Kibirlenmek

  • 4:36

    وَاعْبُدُوا اللّٰهَ وَلَا تُشْرِكُوا بِه۪ شَيْـًٔا وَبِالْوَالِدَيْنِ اِحْسَانًا وَبِذِي الْقُرْبٰى وَالْيَتَامٰى وَالْمَسَاك۪ينِ وَالْجَارِ ذِي الْقُرْبٰى وَالْجَارِ الْجُنُبِ وَالصَّاحِبِ بِالْجَنْبِ وَابْنِ السَّب۪يلِۙ وَمَا مَلَكَتْ اَيْمَانُكُمْۜ اِنَّ اللّٰهَ لَا يُحِبُّ مَنْ كَانَ مُخْتَالًا فَخُورًاۙ

    (Sadece) Allah'a ibadet (ve emirlerine itaat) edin ve O'na hiçbir şeyi ortak koşmayın. Anne-babaya, yakın akrabaya, yetimlere, yoksullara, yakın komşuya, uzak komşuya, yanınızdaki arkadaşa, yolda kalmışa ve sağ ellerinizin malik olduklarına (işçi ve memurlarınıza ve özel nikâhlılarınıza) güzellikle davranın.
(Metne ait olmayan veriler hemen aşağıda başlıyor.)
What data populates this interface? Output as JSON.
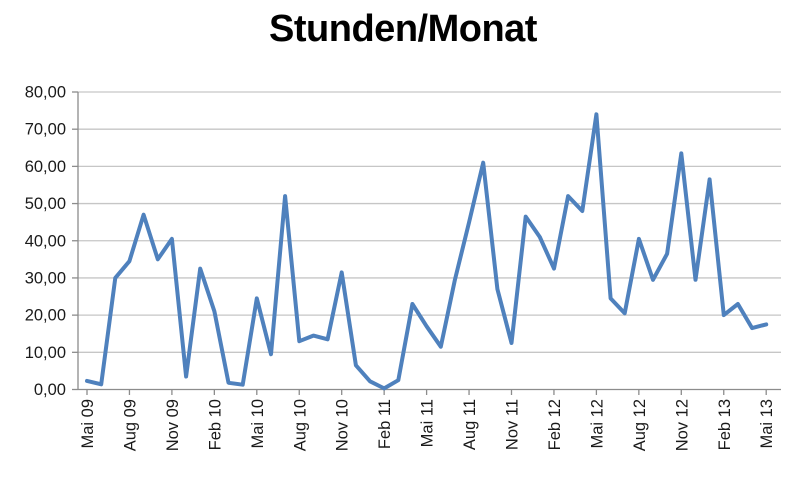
{
  "page": {
    "background": "#FFFFFF"
  },
  "chart_data": {
    "type": "line",
    "title": "Stunden/Monat",
    "x": [
      "Mai 09",
      "Jun 09",
      "Jul 09",
      "Aug 09",
      "Sep 09",
      "Okt 09",
      "Nov 09",
      "Dez 09",
      "Jan 10",
      "Feb 10",
      "Mär 10",
      "Apr 10",
      "Mai 10",
      "Jun 10",
      "Jul 10",
      "Aug 10",
      "Sep 10",
      "Okt 10",
      "Nov 10",
      "Dez 10",
      "Jan 11",
      "Feb 11",
      "Mär 11",
      "Apr 11",
      "Mai 11",
      "Jun 11",
      "Jul 11",
      "Aug 11",
      "Sep 11",
      "Okt 11",
      "Nov 11",
      "Dez 11",
      "Jan 12",
      "Feb 12",
      "Mär 12",
      "Apr 12",
      "Mai 12",
      "Jun 12",
      "Jul 12",
      "Aug 12",
      "Sep 12",
      "Okt 12",
      "Nov 12",
      "Dez 12",
      "Jan 13",
      "Feb 13",
      "Mär 13",
      "Apr 13",
      "Mai 13"
    ],
    "values": [
      2.3,
      1.4,
      30,
      34.5,
      47,
      35,
      40.5,
      3.5,
      32.5,
      21,
      1.8,
      1.3,
      24.5,
      9.5,
      52,
      13,
      14.5,
      13.5,
      31.5,
      6.5,
      2.2,
      0.3,
      2.5,
      23,
      17,
      11.5,
      29.5,
      45,
      61,
      27,
      12.5,
      46.5,
      41,
      32.5,
      52,
      48,
      74,
      24.5,
      20.5,
      40.5,
      29.5,
      36.5,
      63.5,
      29.5,
      56.5,
      20,
      23,
      16.5,
      17.5
    ],
    "ylim": [
      0,
      80
    ],
    "y_tick_step": 10,
    "y_tick_labels": [
      "0,00",
      "10,00",
      "20,00",
      "30,00",
      "40,00",
      "50,00",
      "60,00",
      "70,00",
      "80,00"
    ],
    "x_tick_every": 3,
    "x_tick_labels": [
      "Mai 09",
      "Aug 09",
      "Nov 09",
      "Feb 10",
      "Mai 10",
      "Aug 10",
      "Nov 10",
      "Feb 11",
      "Mai 11",
      "Aug 11",
      "Nov 11",
      "Feb 12",
      "Mai 12",
      "Aug 12",
      "Nov 12",
      "Feb 13",
      "Mai 13"
    ],
    "grid": true,
    "legend": "none",
    "line_color": "#4F81BD",
    "grid_color": "#C6C6C6",
    "axis_color": "#8C8C8C",
    "text_color": "#1A1A1A"
  }
}
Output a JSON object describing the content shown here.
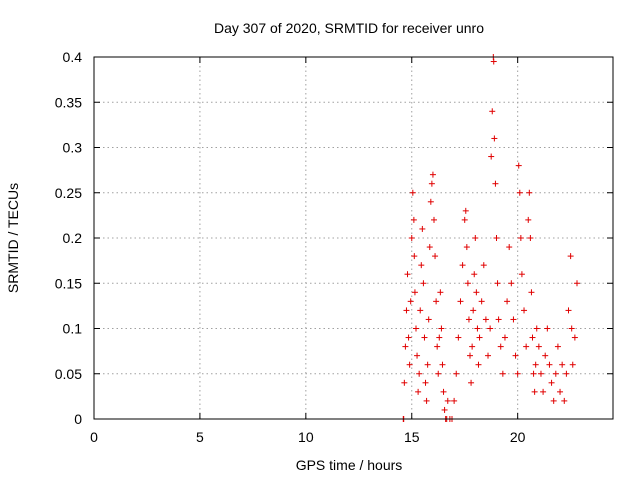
{
  "chart_data": {
    "type": "scatter",
    "title": "Day 307 of 2020, SRMTID for receiver unro",
    "xlabel": "GPS time / hours",
    "ylabel": "SRMTID / TECUs",
    "xlim": [
      0,
      24.5
    ],
    "ylim": [
      0,
      0.4
    ],
    "x_ticks": [
      0,
      5,
      10,
      15,
      20
    ],
    "x_tick_labels": [
      "0",
      "5",
      "10",
      "15",
      "20"
    ],
    "y_ticks": [
      0,
      0.05,
      0.1,
      0.15,
      0.2,
      0.25,
      0.3,
      0.35,
      0.4
    ],
    "y_tick_labels": [
      "0",
      "0.05",
      "0.1",
      "0.15",
      "0.2",
      "0.25",
      "0.3",
      "0.35",
      "0.4"
    ],
    "grid": true,
    "marker": "+",
    "color": "#e00000",
    "series": [
      {
        "name": "SRMTID",
        "points": [
          [
            14.6,
            0.0
          ],
          [
            14.62,
            0.0
          ],
          [
            14.65,
            0.04
          ],
          [
            14.7,
            0.08
          ],
          [
            14.75,
            0.12
          ],
          [
            14.8,
            0.16
          ],
          [
            14.85,
            0.09
          ],
          [
            14.9,
            0.06
          ],
          [
            14.95,
            0.13
          ],
          [
            15.0,
            0.2
          ],
          [
            15.05,
            0.25
          ],
          [
            15.1,
            0.22
          ],
          [
            15.12,
            0.18
          ],
          [
            15.15,
            0.14
          ],
          [
            15.2,
            0.1
          ],
          [
            15.25,
            0.07
          ],
          [
            15.3,
            0.03
          ],
          [
            15.35,
            0.05
          ],
          [
            15.4,
            0.12
          ],
          [
            15.45,
            0.17
          ],
          [
            15.5,
            0.21
          ],
          [
            15.55,
            0.15
          ],
          [
            15.6,
            0.09
          ],
          [
            15.65,
            0.04
          ],
          [
            15.7,
            0.02
          ],
          [
            15.75,
            0.06
          ],
          [
            15.8,
            0.11
          ],
          [
            15.85,
            0.19
          ],
          [
            15.9,
            0.24
          ],
          [
            15.95,
            0.26
          ],
          [
            16.0,
            0.27
          ],
          [
            16.05,
            0.22
          ],
          [
            16.1,
            0.18
          ],
          [
            16.15,
            0.13
          ],
          [
            16.2,
            0.08
          ],
          [
            16.25,
            0.05
          ],
          [
            16.3,
            0.09
          ],
          [
            16.35,
            0.14
          ],
          [
            16.4,
            0.1
          ],
          [
            16.45,
            0.06
          ],
          [
            16.5,
            0.03
          ],
          [
            16.55,
            0.01
          ],
          [
            16.6,
            0.0
          ],
          [
            16.65,
            0.0
          ],
          [
            16.7,
            0.02
          ],
          [
            16.8,
            0.0
          ],
          [
            16.9,
            0.0
          ],
          [
            17.0,
            0.02
          ],
          [
            17.1,
            0.05
          ],
          [
            17.2,
            0.09
          ],
          [
            17.3,
            0.13
          ],
          [
            17.4,
            0.17
          ],
          [
            17.5,
            0.22
          ],
          [
            17.55,
            0.23
          ],
          [
            17.6,
            0.19
          ],
          [
            17.65,
            0.15
          ],
          [
            17.7,
            0.11
          ],
          [
            17.75,
            0.07
          ],
          [
            17.8,
            0.04
          ],
          [
            17.85,
            0.08
          ],
          [
            17.9,
            0.12
          ],
          [
            17.95,
            0.16
          ],
          [
            18.0,
            0.2
          ],
          [
            18.05,
            0.14
          ],
          [
            18.1,
            0.1
          ],
          [
            18.15,
            0.06
          ],
          [
            18.2,
            0.09
          ],
          [
            18.3,
            0.13
          ],
          [
            18.4,
            0.17
          ],
          [
            18.5,
            0.11
          ],
          [
            18.6,
            0.07
          ],
          [
            18.7,
            0.1
          ],
          [
            18.75,
            0.29
          ],
          [
            18.8,
            0.34
          ],
          [
            18.85,
            0.4
          ],
          [
            18.87,
            0.395
          ],
          [
            18.9,
            0.31
          ],
          [
            18.95,
            0.26
          ],
          [
            19.0,
            0.2
          ],
          [
            19.05,
            0.15
          ],
          [
            19.1,
            0.11
          ],
          [
            19.2,
            0.08
          ],
          [
            19.3,
            0.05
          ],
          [
            19.4,
            0.09
          ],
          [
            19.5,
            0.13
          ],
          [
            19.6,
            0.19
          ],
          [
            19.7,
            0.15
          ],
          [
            19.8,
            0.11
          ],
          [
            19.9,
            0.07
          ],
          [
            20.0,
            0.05
          ],
          [
            20.05,
            0.28
          ],
          [
            20.1,
            0.25
          ],
          [
            20.15,
            0.2
          ],
          [
            20.2,
            0.16
          ],
          [
            20.3,
            0.12
          ],
          [
            20.4,
            0.08
          ],
          [
            20.5,
            0.22
          ],
          [
            20.55,
            0.25
          ],
          [
            20.6,
            0.2
          ],
          [
            20.65,
            0.14
          ],
          [
            20.7,
            0.09
          ],
          [
            20.75,
            0.05
          ],
          [
            20.8,
            0.03
          ],
          [
            20.85,
            0.06
          ],
          [
            20.9,
            0.1
          ],
          [
            21.0,
            0.08
          ],
          [
            21.1,
            0.05
          ],
          [
            21.2,
            0.03
          ],
          [
            21.3,
            0.07
          ],
          [
            21.4,
            0.1
          ],
          [
            21.5,
            0.06
          ],
          [
            21.6,
            0.04
          ],
          [
            21.7,
            0.02
          ],
          [
            21.8,
            0.05
          ],
          [
            21.9,
            0.08
          ],
          [
            22.0,
            0.03
          ],
          [
            22.1,
            0.06
          ],
          [
            22.2,
            0.02
          ],
          [
            22.3,
            0.05
          ],
          [
            22.4,
            0.12
          ],
          [
            22.5,
            0.18
          ],
          [
            22.55,
            0.1
          ],
          [
            22.6,
            0.06
          ],
          [
            22.7,
            0.09
          ],
          [
            22.8,
            0.15
          ]
        ]
      }
    ]
  }
}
Çünkü Allah, her büyüklük taslayıp böbürleneni sevmez. (Onu alçaltıp intikamını alır.)

  • 4:172

    لَنْ يَسْتَنْكِفَ الْمَس۪يحُ اَنْ يَكُونَ عَبْدًا لِلّٰهِ وَلَا الْمَلٰٓئِكَةُ الْمُقَرَّبُونَۜ وَمَنْ يَسْتَنْكِفْ عَنْ عِبَادَتِه۪ وَيَسْتَكْبِرْ فَسَيَحْشُرُهُمْ اِلَيْهِ جَم۪يعًا

    (Hz. İsa) Mesih ve yakınlaştırılmış melekler, Allah’a kul olmaktan, kesinlikle çekinmezler (iman ve itaatte gevşeklik göstermezler). Kim O’na ibadet etmeye (kulluğun gereğini yerine getirmeye) karşı isteksiz ve çekimser davranır ve büyüklenmeye kalkışırsa, (biliniz ki) onların hepsini, huzuruna haşredecek (ve hesaba çekecektir).

  • 4:173

    فَاَمَّا الَّذ۪ينَ اٰمَنُوا وَعَمِلُوا الصَّالِحَاتِ فَيُوَفّ۪يهِمْ اُجُورَهُمْ وَيَز۪يدُهُمْ مِنْ فَضْلِه۪ۚ وَاَمَّا الَّذ۪ينَ اسْتَنْكَفُوا وَاسْتَكْبَرُوا فَيُعَذِّبُهُمْ عَذَابًا اَل۪يمًاۙ وَلَا يَجِدُونَ لَهُمْ مِنْ دُونِ اللّٰهِ وَلِيًّا وَلَا نَص۪يرًا

    Ama (tam ve sağlam olarak) iman edenler ve (taat, cihad, güzel ahlâk, hayır hasenat gibi) salih ameller işleyenler(e gelince), onlara ecirlerini (ve ödüllerini) eksiksiz verecek ve onlara Kendi fazlından (daha ne tükenmez nimet ve faziletler de) fazladan ekleyecektir. (Allah’ın rızasını aramak ve ihlasla Kur'ani kurallara sarılmak konusunda isteksiz-gayretsiz ve) Çekimser davranıp (sorumluluk ve sıkıntıdan) kaçınanlara ve büyüklük taslayanlara (gelince), onları acıklı bir azapla azaplandıracaktır ve onlar kendileri için Allah’tan başka bir (vekil) koruyucu dost ve yardımcı bulamayacaklardır.

  • 16:23

    لَا جَرَمَ اَنَّ اللّٰهَ يَعْلَمُ مَا يُسِرُّونَ وَمَا يُعْلِنُونَۜ اِنَّهُ لَا يُحِبُّ الْمُسْتَكْبِر۪ينَ

    Şüphesiz Allah, onların (kalplerinde) saklı tuttuklarını da ve açığa vurduklarını da (hepsini) bilir; gerçekten O, müstekbirleri (kibirli gafilleri) sevmez.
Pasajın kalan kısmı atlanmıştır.